Roma (RM)

Il ticket a Fontana di Trevi debutta con 5 mila visitatori

Per i turisti i 2 euro sono una cifra fattibile

Il ticket a Fontana di Trevi debutta con 5 mila visitatori

Ora per lanciare la monetina a Fontana di Trevi, il rito propiziatorio, secondo la leggenda, per garantirsi il ritorno a Roma, trovare l’amore o sposarsi, bisognerà spendere due euro. Dopo un anno di sperimentazione, in cui è stato inserito un numero chiuso e un controllo dei flussi dei visitatori, turisti e non residenti dovranno pagare per l’accesso contingentato all’area prospiciente il catino della fontana simbolo di Roma. Il primo giorno ha fatto registrare 5 mila visitatori. L’amministrazione capitolina stima di ricavare introiti per 6-7 milioni di euro l’anno; gli ingressi variano infatti dai 30 mila a punte di 70 mila al giorno.

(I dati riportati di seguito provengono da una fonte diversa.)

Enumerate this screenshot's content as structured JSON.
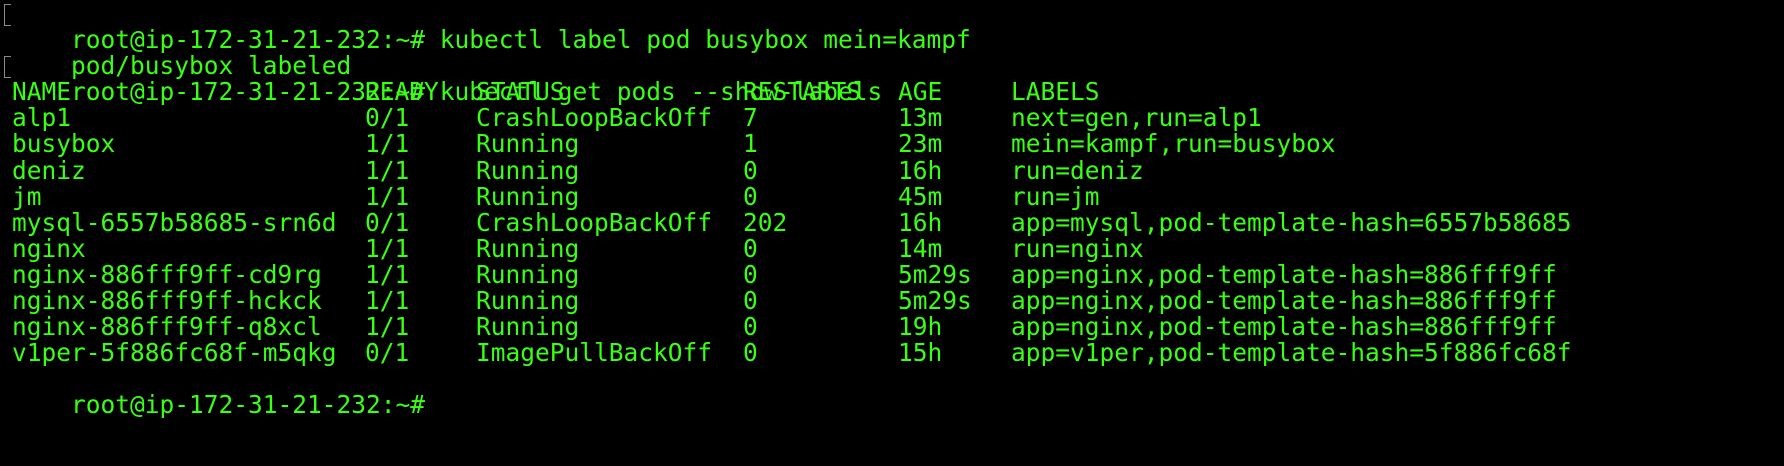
{
  "terminal": {
    "prompt": "root@ip-172-31-21-232:~#",
    "commands": [
      "kubectl label pod busybox mein=kampf",
      "kubectl get pods --show-labels"
    ],
    "outputs": {
      "label_result": "pod/busybox labeled"
    },
    "table": {
      "headers": [
        "NAME",
        "READY",
        "STATUS",
        "RESTARTS",
        "AGE",
        "LABELS"
      ],
      "rows": [
        [
          "alp1",
          "0/1",
          "CrashLoopBackOff",
          "7",
          "13m",
          "next=gen,run=alp1"
        ],
        [
          "busybox",
          "1/1",
          "Running",
          "1",
          "23m",
          "mein=kampf,run=busybox"
        ],
        [
          "deniz",
          "1/1",
          "Running",
          "0",
          "16h",
          "run=deniz"
        ],
        [
          "jm",
          "1/1",
          "Running",
          "0",
          "45m",
          "run=jm"
        ],
        [
          "mysql-6557b58685-srn6d",
          "0/1",
          "CrashLoopBackOff",
          "202",
          "16h",
          "app=mysql,pod-template-hash=6557b58685"
        ],
        [
          "nginx",
          "1/1",
          "Running",
          "0",
          "14m",
          "run=nginx"
        ],
        [
          "nginx-886fff9ff-cd9rg",
          "1/1",
          "Running",
          "0",
          "5m29s",
          "app=nginx,pod-template-hash=886fff9ff"
        ],
        [
          "nginx-886fff9ff-hckck",
          "1/1",
          "Running",
          "0",
          "5m29s",
          "app=nginx,pod-template-hash=886fff9ff"
        ],
        [
          "nginx-886fff9ff-q8xcl",
          "1/1",
          "Running",
          "0",
          "19h",
          "app=nginx,pod-template-hash=886fff9ff"
        ],
        [
          "v1per-5f886fc68f-m5qkg",
          "0/1",
          "ImagePullBackOff",
          "0",
          "15h",
          "app=v1per,pod-template-hash=5f886fc68f"
        ]
      ]
    },
    "colors": {
      "background": "#000000",
      "text": "#39ff14"
    }
  }
}
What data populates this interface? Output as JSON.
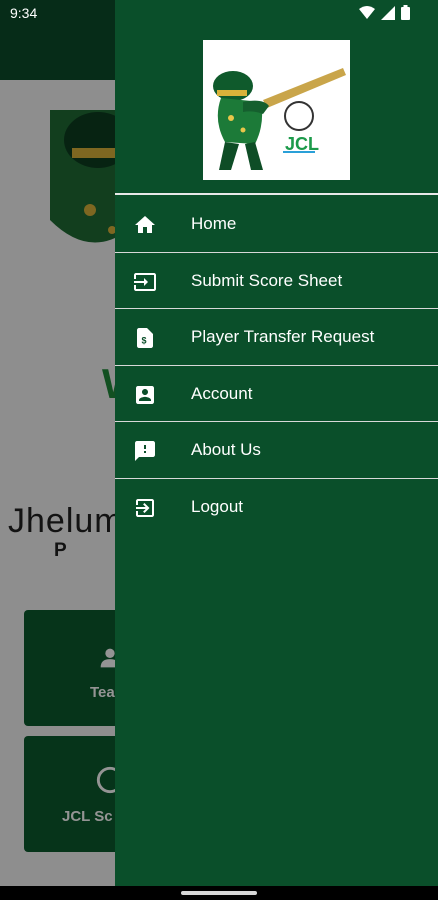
{
  "status_bar": {
    "time": "9:34"
  },
  "background": {
    "welcome_text": "W",
    "brand_text": "Jhelum",
    "brand_sub": "P  R",
    "tiles": [
      {
        "label": "Tea",
        "icon": "person-icon"
      },
      {
        "label": "JCL Sc",
        "icon": "circle-icon"
      }
    ]
  },
  "drawer": {
    "logo": {
      "text": "JCL",
      "icon": "cricket-batsman-logo"
    },
    "menu": [
      {
        "label": "Home",
        "icon": "home-icon"
      },
      {
        "label": "Submit Score Sheet",
        "icon": "input-icon"
      },
      {
        "label": "Player Transfer Request",
        "icon": "dollar-document-icon"
      },
      {
        "label": "Account",
        "icon": "account-box-icon"
      },
      {
        "label": "About Us",
        "icon": "feedback-icon"
      },
      {
        "label": "Logout",
        "icon": "logout-icon"
      }
    ]
  },
  "colors": {
    "drawer_bg": "#0a4f2a",
    "toolbar": "#0b4d2a",
    "accent": "#1f8a3a"
  }
}
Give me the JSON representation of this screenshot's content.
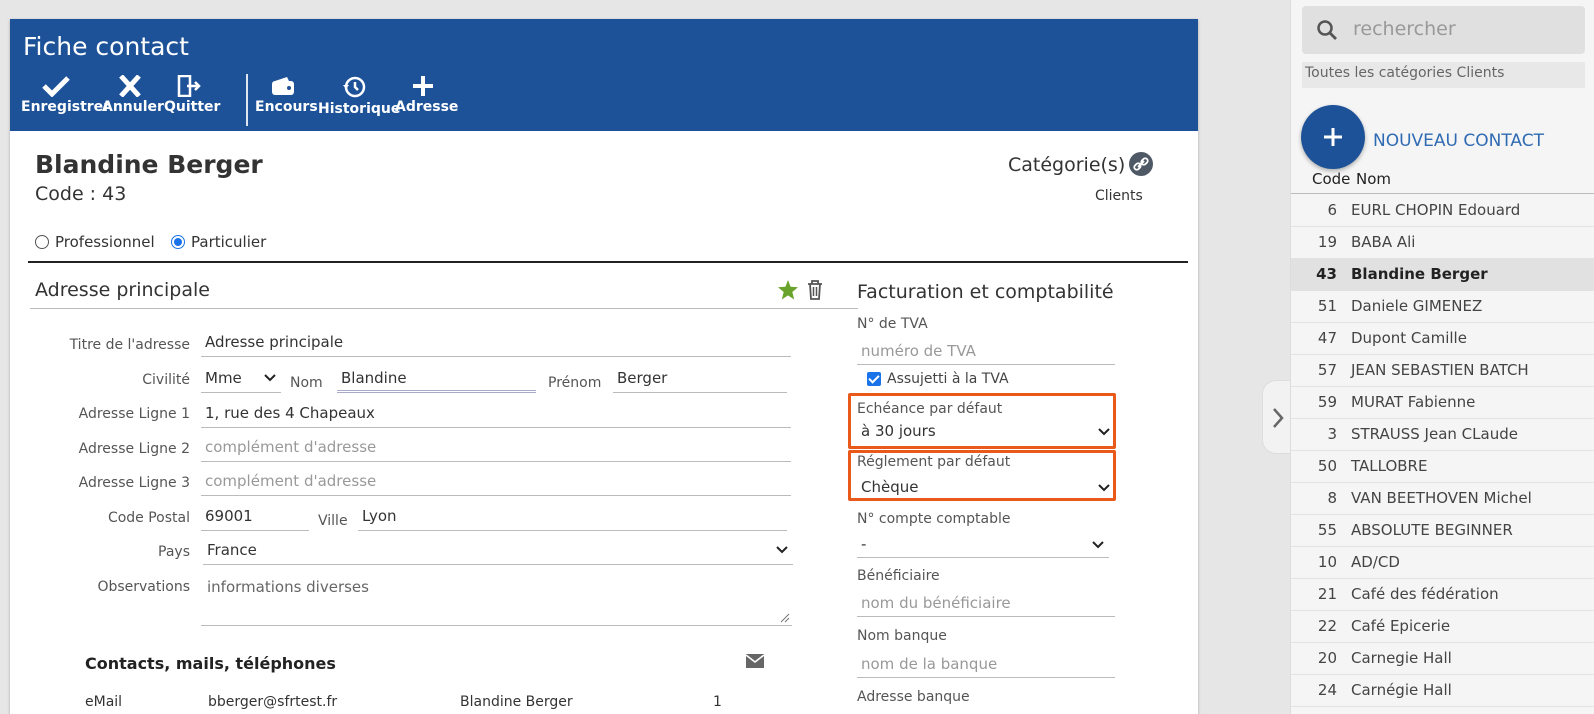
{
  "header": {
    "title": "Fiche contact",
    "toolbar": [
      {
        "label": "Enregistrer",
        "icon": "check-icon"
      },
      {
        "label": "Annuler",
        "icon": "close-icon"
      },
      {
        "label": "Quitter",
        "icon": "exit-icon"
      },
      {
        "label": "Encours",
        "icon": "wallet-icon"
      },
      {
        "label": "Historique",
        "icon": "history-icon"
      },
      {
        "label": "Adresse",
        "icon": "plus-icon"
      }
    ]
  },
  "contact": {
    "name": "Blandine Berger",
    "code": "Code : 43",
    "category_label": "Catégorie(s)",
    "category_value": "Clients",
    "type_professional": "Professionnel",
    "type_private": "Particulier",
    "type_selected": "Particulier"
  },
  "address": {
    "section_title": "Adresse principale",
    "labels": {
      "title": "Titre de l'adresse",
      "civility": "Civilité",
      "lastname": "Nom",
      "firstname": "Prénom",
      "line1": "Adresse Ligne 1",
      "line2": "Adresse Ligne 2",
      "line3": "Adresse Ligne 3",
      "postal": "Code Postal",
      "city": "Ville",
      "country": "Pays",
      "observations": "Observations"
    },
    "values": {
      "title": "Adresse principale",
      "civility": "Mme",
      "lastname": "Blandine",
      "firstname": "Berger",
      "line1": "1, rue des 4 Chapeaux",
      "line2_placeholder": "complément d'adresse",
      "line3_placeholder": "complément d'adresse",
      "postal": "69001",
      "city": "Lyon",
      "country": "France",
      "observations": "informations diverses"
    }
  },
  "contacts": {
    "title": "Contacts, mails, téléphones",
    "row": {
      "type": "eMail",
      "value": "bberger@sfrtest.fr",
      "name": "Blandine Berger",
      "num": "1"
    }
  },
  "billing": {
    "section_title": "Facturation et comptabilité",
    "vat_label": "N° de TVA",
    "vat_placeholder": "numéro de TVA",
    "vat_subject": "Assujetti à la TVA",
    "due_label": "Echéance par défaut",
    "due_value": "à 30 jours",
    "payment_label": "Réglement par défaut",
    "payment_value": "Chèque",
    "account_label": "N° compte comptable",
    "account_value": "-",
    "beneficiary_label": "Bénéficiaire",
    "beneficiary_placeholder": "nom du bénéficiaire",
    "bank_label": "Nom banque",
    "bank_placeholder": "nom de la banque",
    "bank_address_label": "Adresse banque",
    "highlight_color": "#e8591a"
  },
  "sidebar": {
    "search_placeholder": "rechercher",
    "category_filter": "Toutes les catégories Clients",
    "new_contact": "NOUVEAU CONTACT",
    "col_code": "Code",
    "col_name": "Nom",
    "items": [
      {
        "code": "6",
        "name": "EURL CHOPIN Edouard"
      },
      {
        "code": "19",
        "name": "BABA Ali"
      },
      {
        "code": "43",
        "name": "Blandine Berger",
        "selected": true
      },
      {
        "code": "51",
        "name": "Daniele GIMENEZ"
      },
      {
        "code": "47",
        "name": "Dupont Camille"
      },
      {
        "code": "57",
        "name": "JEAN SEBASTIEN BATCH"
      },
      {
        "code": "59",
        "name": "MURAT Fabienne"
      },
      {
        "code": "3",
        "name": "STRAUSS Jean CLaude"
      },
      {
        "code": "50",
        "name": "TALLOBRE"
      },
      {
        "code": "8",
        "name": "VAN BEETHOVEN Michel"
      },
      {
        "code": "55",
        "name": "ABSOLUTE BEGINNER"
      },
      {
        "code": "10",
        "name": "AD/CD"
      },
      {
        "code": "21",
        "name": "Café des fédération"
      },
      {
        "code": "22",
        "name": "Café Epicerie"
      },
      {
        "code": "20",
        "name": "Carnegie Hall"
      },
      {
        "code": "24",
        "name": "Carnégie Hall"
      }
    ]
  },
  "colors": {
    "brand": "#1d5299",
    "accent": "#2f6bb3",
    "star": "#6aa32b"
  }
}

Resterà invece gratuito l’accesso a Fontana di Trevi per i residenti della Capitale e della Città Metropolitana con presentazione del documento di identità, così come per le persone con disabilità e relativo accompagnatore, i minori con età inferiore ai 6 anni, le guide turistiche. Il ticket sarà richiesto dal lunedì al venerdì dalle 11.30 alle 22.00, e nel weekend dalle 9.00 alle 22.00, con l’ultimo ingresso alle 21.  Con il ricavato, come spiega l’assessore alla Cultura Massimiliano Smeriglio, l’amministrazione conta di “dare tutte le attenzioni necessarie alla fragilità dei monumenti romani, 113 dei quali sono stati restaurati con fondi Pnrr, e permettere nel frattempo ai cittadini di Roma e provincia di godere gratuitamente di tutto il sistema museale capitolino”.

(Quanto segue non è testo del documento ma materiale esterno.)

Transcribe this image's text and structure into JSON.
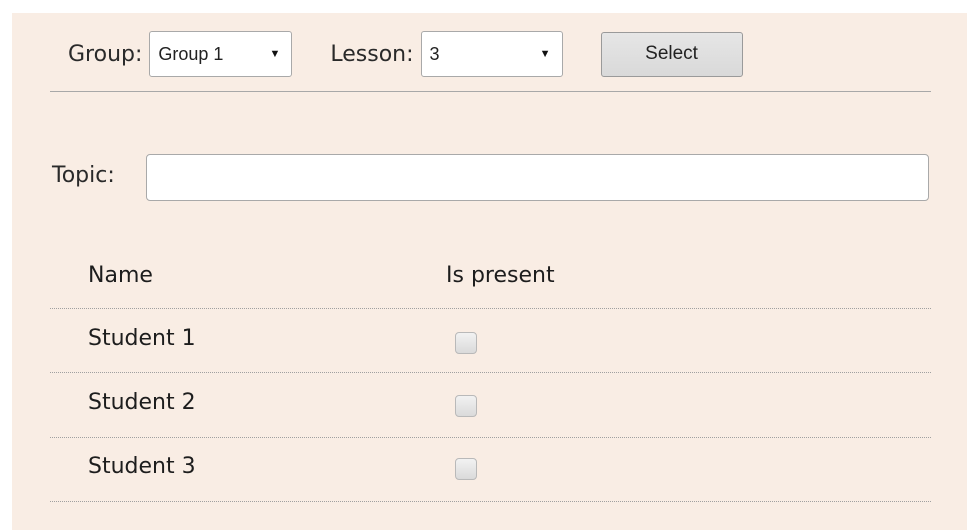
{
  "filters": {
    "group_label": "Group:",
    "group_value": "Group 1",
    "lesson_label": "Lesson:",
    "lesson_value": "3",
    "select_button": "Select"
  },
  "topic": {
    "label": "Topic:",
    "value": ""
  },
  "table": {
    "headers": [
      "Name",
      "Is present"
    ],
    "rows": [
      {
        "name": "Student 1",
        "present": false
      },
      {
        "name": "Student 2",
        "present": false
      },
      {
        "name": "Student 3",
        "present": false
      }
    ]
  },
  "icons": {
    "dropdown_caret": "chevron-down-icon"
  }
}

Anche i musei civici sono totalmente gratuiti per i residenti a Roma e nella Città Metropolitana – previa presentazione in biglietteria della carta di identità -, i domiciliati e gli studenti degli atenei romani, mentre diventano a pagamento (a 7,5 euro intero, 6 euro ridotto) sempre per turisti e non residenti, cinque musei del circuito finora ad accesso gratuito: sono il Museo di Scultura Antica Giovanni Barracco, il Museo Carlo Bilotti – Aranciera di Villa Borghese, il Museo Pietro Canonica Villa Borghese, il Museo Napoleonico, la Villa di Massenzio.

I turisti non sono apparsi troppo amareggiati per l’introduzione del pagamento per l’accesso alla Fontana. “Due euro non sono tanti, va bene, è giusto”, dicono sorridendo tre ragazze che arrivano dalla California e si scattano selfie sulla piazza, senza accedere al catino. E se qualche turista italiano appare infastidito, c’è invece chi apprezza la misura. “La fila è ordinata e poi in questo modo si riesce ad apprezzare il monumento e non c’è ressa”, sostengono Fabio, Sonia e Martina, che arrivano da Milano.

“Con 2 euro siamo stati morigerati – è il parere dell’assessore capitolino al Turismo, Alessandro Onorato – a New York avrebbero chiesto 100 dollari. E poi prima qui molti bivaccavano, mangiavano o pretendevano di fare un pediluvio o una nuotata, ora è tutto ordinato”. L’assessore aggiunge che “le transenne, che sono un obbrobrio, spariranno”. Chi è apparso nettamente contrario al biglietto per l’ingresso a Fontana di Trevi è l’archistar Massimiliano Fuksas. “E’ pessima l’idea – commenta – io non avrei fatto pagare nemmeno quello al Pantheon, i monumenti non li farei pagare. E se fosse possibile non farei pagare nemmeno l’autobus, soluzione non a caso proposta dal sindaco di New York”.